中国のイーロン・マスクが仕掛けるEVのコミュニティビジネス

(C) Sami Välikangas


サアリ:電気自動車を走らせるためには、環境を整えないといけません。充電ステーションは中国にどれくらいあるのでしょうか。

リー:2017年末の時点で、公共の充電ステーションは17万箇所ありました。また、各家庭に充電器を設置することはそこまで難しいことではありません。

そのほかに私たちは「ワンクリック」で電池をチャージできるボタンをアプリにも作りました。クリックすれば我々のスタッフがユーザーの代わりに現地まで行ってチャージしにいくサービスです。充電できるトラックも用意しています。充電が足りないと思えば、そのトラックがそばまで行くので、そこでチャージできます。

また、バッテリー交換ステーションも用意しています。ここでは、約3分でバッテリーを交換できます。北京から深圳までの高速道路に18の交換ステーションを設置しました。

サアリ:バッテリー業界はどのようなことが起きているのでしょうか。技術は進歩していると思いますか。

リー:重要なのは、バッテリー技術ではなくバッテリーエクスぺリエンスです。スマホがいい例です。スマホのバッテリーについて心配している人はあまりいませんが、10年前の技術と比べると実はスマホのバッテリーはそこまで進化していません。私たちがなぜ心配していないかというと、充電器があるからです。

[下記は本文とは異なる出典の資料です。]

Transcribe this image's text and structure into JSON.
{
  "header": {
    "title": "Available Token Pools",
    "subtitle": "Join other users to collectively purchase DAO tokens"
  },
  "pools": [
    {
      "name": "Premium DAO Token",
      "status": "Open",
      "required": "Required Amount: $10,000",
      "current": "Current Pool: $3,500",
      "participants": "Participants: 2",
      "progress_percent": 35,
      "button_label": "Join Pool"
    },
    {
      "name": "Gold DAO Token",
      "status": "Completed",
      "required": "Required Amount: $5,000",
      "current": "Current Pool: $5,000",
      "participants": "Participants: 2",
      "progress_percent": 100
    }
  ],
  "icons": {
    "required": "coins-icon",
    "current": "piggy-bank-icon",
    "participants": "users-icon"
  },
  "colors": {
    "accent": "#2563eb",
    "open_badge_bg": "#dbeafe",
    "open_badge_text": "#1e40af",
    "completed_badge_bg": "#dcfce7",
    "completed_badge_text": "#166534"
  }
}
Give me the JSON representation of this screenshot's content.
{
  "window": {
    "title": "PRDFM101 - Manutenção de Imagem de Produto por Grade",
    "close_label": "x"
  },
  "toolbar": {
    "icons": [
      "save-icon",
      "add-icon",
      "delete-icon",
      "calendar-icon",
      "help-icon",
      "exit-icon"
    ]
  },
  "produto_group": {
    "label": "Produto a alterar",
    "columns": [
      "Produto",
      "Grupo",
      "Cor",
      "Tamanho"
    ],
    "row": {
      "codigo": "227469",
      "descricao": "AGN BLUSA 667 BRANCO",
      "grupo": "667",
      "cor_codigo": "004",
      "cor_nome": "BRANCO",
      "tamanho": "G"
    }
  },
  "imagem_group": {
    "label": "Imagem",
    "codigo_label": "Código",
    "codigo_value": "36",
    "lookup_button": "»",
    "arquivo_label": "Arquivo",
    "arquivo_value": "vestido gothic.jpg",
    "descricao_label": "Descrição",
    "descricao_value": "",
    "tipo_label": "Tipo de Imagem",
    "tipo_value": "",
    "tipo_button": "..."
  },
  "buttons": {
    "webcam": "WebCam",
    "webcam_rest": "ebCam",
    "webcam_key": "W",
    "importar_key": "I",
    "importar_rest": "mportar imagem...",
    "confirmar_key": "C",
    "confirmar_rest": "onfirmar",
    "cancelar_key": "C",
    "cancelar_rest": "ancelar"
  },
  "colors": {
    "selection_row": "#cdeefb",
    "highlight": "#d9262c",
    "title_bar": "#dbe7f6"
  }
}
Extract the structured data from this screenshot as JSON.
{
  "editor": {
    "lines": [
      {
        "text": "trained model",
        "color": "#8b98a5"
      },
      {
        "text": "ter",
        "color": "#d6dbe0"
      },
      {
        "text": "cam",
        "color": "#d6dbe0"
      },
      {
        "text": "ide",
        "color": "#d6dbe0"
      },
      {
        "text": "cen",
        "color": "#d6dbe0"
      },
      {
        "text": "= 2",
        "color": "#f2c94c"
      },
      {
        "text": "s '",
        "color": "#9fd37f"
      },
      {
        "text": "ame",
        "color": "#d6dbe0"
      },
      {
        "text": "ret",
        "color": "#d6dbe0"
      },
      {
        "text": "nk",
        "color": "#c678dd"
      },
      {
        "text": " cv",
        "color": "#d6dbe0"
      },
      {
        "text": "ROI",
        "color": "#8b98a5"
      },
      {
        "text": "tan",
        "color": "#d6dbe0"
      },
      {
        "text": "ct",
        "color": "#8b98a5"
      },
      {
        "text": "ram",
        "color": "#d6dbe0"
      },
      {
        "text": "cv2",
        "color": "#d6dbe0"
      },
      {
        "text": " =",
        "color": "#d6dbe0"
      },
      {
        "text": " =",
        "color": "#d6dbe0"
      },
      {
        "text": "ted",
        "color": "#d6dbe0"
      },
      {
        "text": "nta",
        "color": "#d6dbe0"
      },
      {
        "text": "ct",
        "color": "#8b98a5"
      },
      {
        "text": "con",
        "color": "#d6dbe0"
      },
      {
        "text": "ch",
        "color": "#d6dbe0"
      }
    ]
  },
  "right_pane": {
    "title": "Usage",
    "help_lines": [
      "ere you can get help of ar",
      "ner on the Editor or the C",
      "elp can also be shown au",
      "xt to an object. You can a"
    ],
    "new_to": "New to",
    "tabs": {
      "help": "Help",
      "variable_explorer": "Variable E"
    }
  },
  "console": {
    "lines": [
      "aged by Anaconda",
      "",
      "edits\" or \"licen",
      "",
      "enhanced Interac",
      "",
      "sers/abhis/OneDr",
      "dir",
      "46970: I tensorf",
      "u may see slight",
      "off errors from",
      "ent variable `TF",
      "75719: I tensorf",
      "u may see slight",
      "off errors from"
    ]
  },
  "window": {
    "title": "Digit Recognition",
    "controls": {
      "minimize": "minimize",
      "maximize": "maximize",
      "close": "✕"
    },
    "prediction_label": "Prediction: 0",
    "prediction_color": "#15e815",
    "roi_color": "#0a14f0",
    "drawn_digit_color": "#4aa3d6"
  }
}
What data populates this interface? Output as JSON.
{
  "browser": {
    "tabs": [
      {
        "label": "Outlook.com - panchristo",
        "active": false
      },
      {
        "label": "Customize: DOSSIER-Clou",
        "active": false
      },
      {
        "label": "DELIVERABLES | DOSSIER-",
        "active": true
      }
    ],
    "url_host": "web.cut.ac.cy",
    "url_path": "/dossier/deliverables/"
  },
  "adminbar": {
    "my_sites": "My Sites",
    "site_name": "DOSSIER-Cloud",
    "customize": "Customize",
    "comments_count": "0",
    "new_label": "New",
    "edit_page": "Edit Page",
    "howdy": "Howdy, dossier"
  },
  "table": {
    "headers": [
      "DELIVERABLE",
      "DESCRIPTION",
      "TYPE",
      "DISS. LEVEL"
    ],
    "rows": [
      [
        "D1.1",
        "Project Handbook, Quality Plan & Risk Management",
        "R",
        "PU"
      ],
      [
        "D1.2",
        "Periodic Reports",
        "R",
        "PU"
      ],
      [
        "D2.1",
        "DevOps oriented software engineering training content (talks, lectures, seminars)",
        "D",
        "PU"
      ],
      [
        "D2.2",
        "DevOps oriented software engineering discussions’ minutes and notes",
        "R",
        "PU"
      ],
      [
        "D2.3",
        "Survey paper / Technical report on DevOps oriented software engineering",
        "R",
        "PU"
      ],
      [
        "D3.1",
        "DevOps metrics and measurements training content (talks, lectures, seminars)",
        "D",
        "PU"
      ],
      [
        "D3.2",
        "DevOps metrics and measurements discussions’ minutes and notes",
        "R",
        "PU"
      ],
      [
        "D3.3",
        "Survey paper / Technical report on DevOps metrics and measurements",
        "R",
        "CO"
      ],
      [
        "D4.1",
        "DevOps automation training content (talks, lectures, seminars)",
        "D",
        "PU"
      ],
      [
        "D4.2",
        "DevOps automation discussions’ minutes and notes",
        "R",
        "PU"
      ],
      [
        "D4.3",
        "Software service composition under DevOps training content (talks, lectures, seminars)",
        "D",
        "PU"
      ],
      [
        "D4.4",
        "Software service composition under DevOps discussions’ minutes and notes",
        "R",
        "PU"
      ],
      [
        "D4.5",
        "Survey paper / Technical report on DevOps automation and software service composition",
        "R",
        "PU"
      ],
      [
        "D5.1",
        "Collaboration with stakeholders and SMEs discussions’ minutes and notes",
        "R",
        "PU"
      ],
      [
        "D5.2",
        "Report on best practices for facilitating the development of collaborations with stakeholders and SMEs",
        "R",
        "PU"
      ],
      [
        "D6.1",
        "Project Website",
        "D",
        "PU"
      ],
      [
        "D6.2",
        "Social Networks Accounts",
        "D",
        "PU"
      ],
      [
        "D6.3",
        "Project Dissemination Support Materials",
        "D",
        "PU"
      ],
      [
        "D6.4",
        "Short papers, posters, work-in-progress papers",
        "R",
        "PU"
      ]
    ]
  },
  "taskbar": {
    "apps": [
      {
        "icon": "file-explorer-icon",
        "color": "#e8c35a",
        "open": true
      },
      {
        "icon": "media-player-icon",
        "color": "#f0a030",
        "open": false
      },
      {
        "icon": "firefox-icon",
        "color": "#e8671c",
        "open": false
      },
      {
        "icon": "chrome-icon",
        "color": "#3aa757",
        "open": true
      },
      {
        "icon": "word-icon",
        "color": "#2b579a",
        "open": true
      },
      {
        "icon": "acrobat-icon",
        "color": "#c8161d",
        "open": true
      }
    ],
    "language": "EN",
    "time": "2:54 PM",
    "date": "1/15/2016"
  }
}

私たちは、電気自動車の大量生産のためにバッテリー技術の進化が必要だと思いがちですが、充電ステーション、充電トラック、バッテリー交換ステーションや家庭内バッテリー設備があれば良いユーザーエクスぺリエンスを実現できるでしょう。そうすることで、ユーザーはバッテリーやバッテリー技術の心配をしなくてもよくなります。


(C) Sami Välikangas

サアリ:バッテリー技術が進歩しないことは、電気自動車普及における障壁になりうるのでしょうか。

リー:電気自動車普及のための障壁は、(バッテリー技術の)知識ではありません。障壁は、ユーザーのマインドセット/考え方です。

例えば、全ての家庭にバッテリー充電設備を搭載したとしましょう。誰が今までのガソリンスタンドに行きたいというでしょうか。誰もいないと思います。例えば400kmくらい遠いところに行くとします。その場合は、バッテリー交換ステーションを使えばいいでしょう。私たちのクラウドサービスで、全てのユーザーのスマホ、車、ステーションが繋がっていたらユーザーエクスぺリエンスはさらによくなるでしょう。

さらなる普及を目指すためにも、今までのガソリンスタンド方式にとらわれず、新しい考え方を持つことが重要です。